Running world rocked by allegations against its most powerful voice

Former distance runner Alberto Salazar yells out lap times to distance runner Mo Farah, from  Britain, during the 10,000-meter race in the Prefontaine Classic track and field meet in Eugene, Ore., Friday, May 29, 2015.  Farah, who is coached by Salazar, won the race with a time of 26:50.97. AP Photo/Don Ryan.

Is famed long-distance runner and coach Alberto Salazar the sports world’s next icon to fall?

Former team members of Salazar, including a Duluth native, are alleging today that he was a cheat.

Kara Goucher, of Portland, Ore. finished third at the Boston Marathon in 2009. AP Photo/Elise Amendola.

“He is sort of a win-at-all-costs person and it’s hurting the sport,” says Kara Goucher, who left Salazar’s Oregon Project in 2011 after seven years.

“If the sport’s to be saved,” Goucher says in a ProPublica/BBC investigation, “it can’t keep going on the way it is.”

Goucher won the bronze in the 10K at the 2007 world championships and has known about Salazar’s alleged drug doping and cheating techniques firsthand. She said she was afraid to say anything up to now, ProPublica says.

Five months after she gave birth to Colt in 2010, Salazar was unhappy about Goucher’s weight, she says. Salazar had previously recommended that several female runners he deemed overweight take over-the-counter supplements marketed as fat-burners. But for Goucher, he had something different in mind. “You need to just take some Cytomel,” she says he told her. Cytomel is the brand name for a form of synthetic thyroid hormone, prescribed when the thyroid is naturally underactive, which can lead to weight gain and fatigue. When Goucher asked how she would get it, she says Salazar told her, “Just ask Galen for some of his, he has a prescription for it.”

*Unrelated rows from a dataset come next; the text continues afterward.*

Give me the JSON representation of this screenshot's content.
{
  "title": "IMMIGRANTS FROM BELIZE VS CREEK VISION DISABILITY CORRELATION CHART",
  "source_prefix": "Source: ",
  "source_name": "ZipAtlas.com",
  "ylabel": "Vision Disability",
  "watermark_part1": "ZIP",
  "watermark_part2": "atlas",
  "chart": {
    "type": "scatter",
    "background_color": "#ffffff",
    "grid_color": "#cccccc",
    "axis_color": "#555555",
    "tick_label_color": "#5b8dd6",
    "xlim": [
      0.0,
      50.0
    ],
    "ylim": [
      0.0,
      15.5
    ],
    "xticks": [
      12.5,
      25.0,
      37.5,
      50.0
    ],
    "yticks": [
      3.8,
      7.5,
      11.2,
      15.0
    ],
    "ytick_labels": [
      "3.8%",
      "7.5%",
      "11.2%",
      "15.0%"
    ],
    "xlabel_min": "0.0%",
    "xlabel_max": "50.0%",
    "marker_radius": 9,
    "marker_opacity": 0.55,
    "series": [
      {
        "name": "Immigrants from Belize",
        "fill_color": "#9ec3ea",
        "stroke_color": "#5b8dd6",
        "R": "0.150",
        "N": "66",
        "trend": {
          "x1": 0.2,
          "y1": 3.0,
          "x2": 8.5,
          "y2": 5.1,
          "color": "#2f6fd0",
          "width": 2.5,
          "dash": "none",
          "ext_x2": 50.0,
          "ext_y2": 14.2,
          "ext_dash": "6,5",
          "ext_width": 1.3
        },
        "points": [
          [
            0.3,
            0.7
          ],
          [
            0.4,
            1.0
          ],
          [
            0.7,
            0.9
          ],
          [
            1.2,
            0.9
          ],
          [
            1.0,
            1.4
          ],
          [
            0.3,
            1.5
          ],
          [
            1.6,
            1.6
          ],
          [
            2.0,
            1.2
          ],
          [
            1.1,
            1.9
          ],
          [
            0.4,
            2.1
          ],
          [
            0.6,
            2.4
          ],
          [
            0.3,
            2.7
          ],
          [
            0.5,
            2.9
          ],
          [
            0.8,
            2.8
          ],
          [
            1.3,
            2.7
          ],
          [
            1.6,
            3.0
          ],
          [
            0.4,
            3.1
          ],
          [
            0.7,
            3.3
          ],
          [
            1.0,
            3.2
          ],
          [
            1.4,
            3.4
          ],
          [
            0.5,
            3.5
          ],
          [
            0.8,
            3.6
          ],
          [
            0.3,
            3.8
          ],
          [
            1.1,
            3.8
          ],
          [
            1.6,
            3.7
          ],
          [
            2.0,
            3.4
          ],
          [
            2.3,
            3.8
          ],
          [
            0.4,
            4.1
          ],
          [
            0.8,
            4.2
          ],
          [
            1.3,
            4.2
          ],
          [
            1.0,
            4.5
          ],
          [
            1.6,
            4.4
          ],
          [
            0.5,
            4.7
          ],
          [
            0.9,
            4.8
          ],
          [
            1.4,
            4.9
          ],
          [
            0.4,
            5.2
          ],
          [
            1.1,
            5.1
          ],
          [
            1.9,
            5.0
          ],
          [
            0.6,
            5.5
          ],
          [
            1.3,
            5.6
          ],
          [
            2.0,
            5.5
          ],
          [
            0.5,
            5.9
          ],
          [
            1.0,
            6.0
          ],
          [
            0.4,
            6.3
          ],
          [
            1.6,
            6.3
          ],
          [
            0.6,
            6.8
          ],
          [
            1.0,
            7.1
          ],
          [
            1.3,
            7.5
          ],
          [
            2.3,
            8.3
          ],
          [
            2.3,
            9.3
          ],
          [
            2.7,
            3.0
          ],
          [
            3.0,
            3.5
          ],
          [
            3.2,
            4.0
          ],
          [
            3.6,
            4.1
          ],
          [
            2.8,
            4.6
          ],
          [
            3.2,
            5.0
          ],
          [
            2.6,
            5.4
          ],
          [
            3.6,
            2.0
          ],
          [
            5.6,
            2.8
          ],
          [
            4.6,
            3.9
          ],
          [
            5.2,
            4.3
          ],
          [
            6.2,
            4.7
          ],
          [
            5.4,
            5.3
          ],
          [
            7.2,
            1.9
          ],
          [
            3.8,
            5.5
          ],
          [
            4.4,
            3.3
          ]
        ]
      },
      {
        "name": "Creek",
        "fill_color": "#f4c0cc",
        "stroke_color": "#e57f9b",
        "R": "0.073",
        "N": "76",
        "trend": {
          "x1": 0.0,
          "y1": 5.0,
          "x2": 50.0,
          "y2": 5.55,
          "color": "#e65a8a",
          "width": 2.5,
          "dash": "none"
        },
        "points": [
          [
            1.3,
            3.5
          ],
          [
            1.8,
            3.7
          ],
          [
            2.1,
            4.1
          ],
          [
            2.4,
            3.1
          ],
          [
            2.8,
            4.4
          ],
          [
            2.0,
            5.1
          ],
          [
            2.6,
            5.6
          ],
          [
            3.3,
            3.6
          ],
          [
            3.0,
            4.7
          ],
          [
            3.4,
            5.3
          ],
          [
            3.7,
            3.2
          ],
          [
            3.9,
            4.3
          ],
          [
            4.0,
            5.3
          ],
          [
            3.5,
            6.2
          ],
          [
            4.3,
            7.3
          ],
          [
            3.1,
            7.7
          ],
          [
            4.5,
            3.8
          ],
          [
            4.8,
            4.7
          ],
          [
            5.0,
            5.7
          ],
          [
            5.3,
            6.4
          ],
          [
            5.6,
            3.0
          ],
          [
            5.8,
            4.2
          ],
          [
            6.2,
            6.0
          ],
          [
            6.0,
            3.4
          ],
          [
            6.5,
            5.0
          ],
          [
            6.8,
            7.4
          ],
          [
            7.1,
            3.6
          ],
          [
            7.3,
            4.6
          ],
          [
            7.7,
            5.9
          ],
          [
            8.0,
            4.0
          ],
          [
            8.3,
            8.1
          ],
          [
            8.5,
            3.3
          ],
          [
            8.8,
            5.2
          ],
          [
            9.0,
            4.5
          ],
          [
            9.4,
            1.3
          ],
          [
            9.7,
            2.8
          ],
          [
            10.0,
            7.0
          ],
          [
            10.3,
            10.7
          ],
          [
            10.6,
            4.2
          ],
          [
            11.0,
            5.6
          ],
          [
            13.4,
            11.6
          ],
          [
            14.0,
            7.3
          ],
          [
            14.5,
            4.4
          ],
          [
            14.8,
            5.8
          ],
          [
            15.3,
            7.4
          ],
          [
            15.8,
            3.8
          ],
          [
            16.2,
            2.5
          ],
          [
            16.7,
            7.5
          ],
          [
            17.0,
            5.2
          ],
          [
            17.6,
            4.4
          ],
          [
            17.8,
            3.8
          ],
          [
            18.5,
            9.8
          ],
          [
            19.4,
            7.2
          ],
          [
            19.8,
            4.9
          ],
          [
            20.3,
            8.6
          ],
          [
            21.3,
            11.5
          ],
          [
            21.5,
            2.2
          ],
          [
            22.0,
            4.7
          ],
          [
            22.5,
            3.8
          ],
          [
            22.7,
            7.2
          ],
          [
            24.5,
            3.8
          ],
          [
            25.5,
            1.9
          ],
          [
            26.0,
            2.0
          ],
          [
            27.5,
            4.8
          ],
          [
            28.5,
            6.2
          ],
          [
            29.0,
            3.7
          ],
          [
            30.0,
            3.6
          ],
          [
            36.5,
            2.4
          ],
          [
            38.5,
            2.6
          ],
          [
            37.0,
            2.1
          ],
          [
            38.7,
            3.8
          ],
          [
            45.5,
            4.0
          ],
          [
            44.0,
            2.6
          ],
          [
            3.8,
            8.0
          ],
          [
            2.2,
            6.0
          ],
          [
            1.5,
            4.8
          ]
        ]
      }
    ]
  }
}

Goucher was already taking one synthetic thyroid hormone, Levoxyl, which she had been prescribed before coming to the Oregon Project for an underactive thyroid caused by Hashimoto’s disease. She called her endocrinologist and asked whether she should also take Cytomel. “He said absolutely not. You don’t need that, don’t take it,” Goucher says. Cytomel’s label specifically says that prescribed dosages of thyroid hormone drugs are not effective for weight loss, and that larger doses “may produce serious or even life-threatening manifestations of toxicity.”

“Maybe four or five days go by,” Goucher says, “and Alberto brought me [Cytomel] that I didn’t have a prescription for.” The pill bottle’s label had been ripped off and Salazar had hand-written Cytomel on it. Goucher says she didn’t take it, and Adam Goucher added that her endocrinologist later chastised Salazar, telling him to stop playing doctor. Neither Salazar nor Rupp responded to questions about Cytomel.

The Oregon Project was formed by Nike to help Americans compete with Ethiopians and Kenyans on the world’s long-distance running stage.

The allegations against Salazar come with risk to those making them. There is no more powerful person in U.S. track and last year two non-Oregon Project athletes were disqualified from the indoor national championships at Salazar’s insistence.

None of the Nike Oregon Project athletes has ever failed a drug test, the BBC points out. But it says at least seven athletes or staff associated with the Nike Oregon Project have gone to the U.S. Anti-Doping Agency with their concerns.

The USADA had no comment.

Goucher also declined an MPR interview.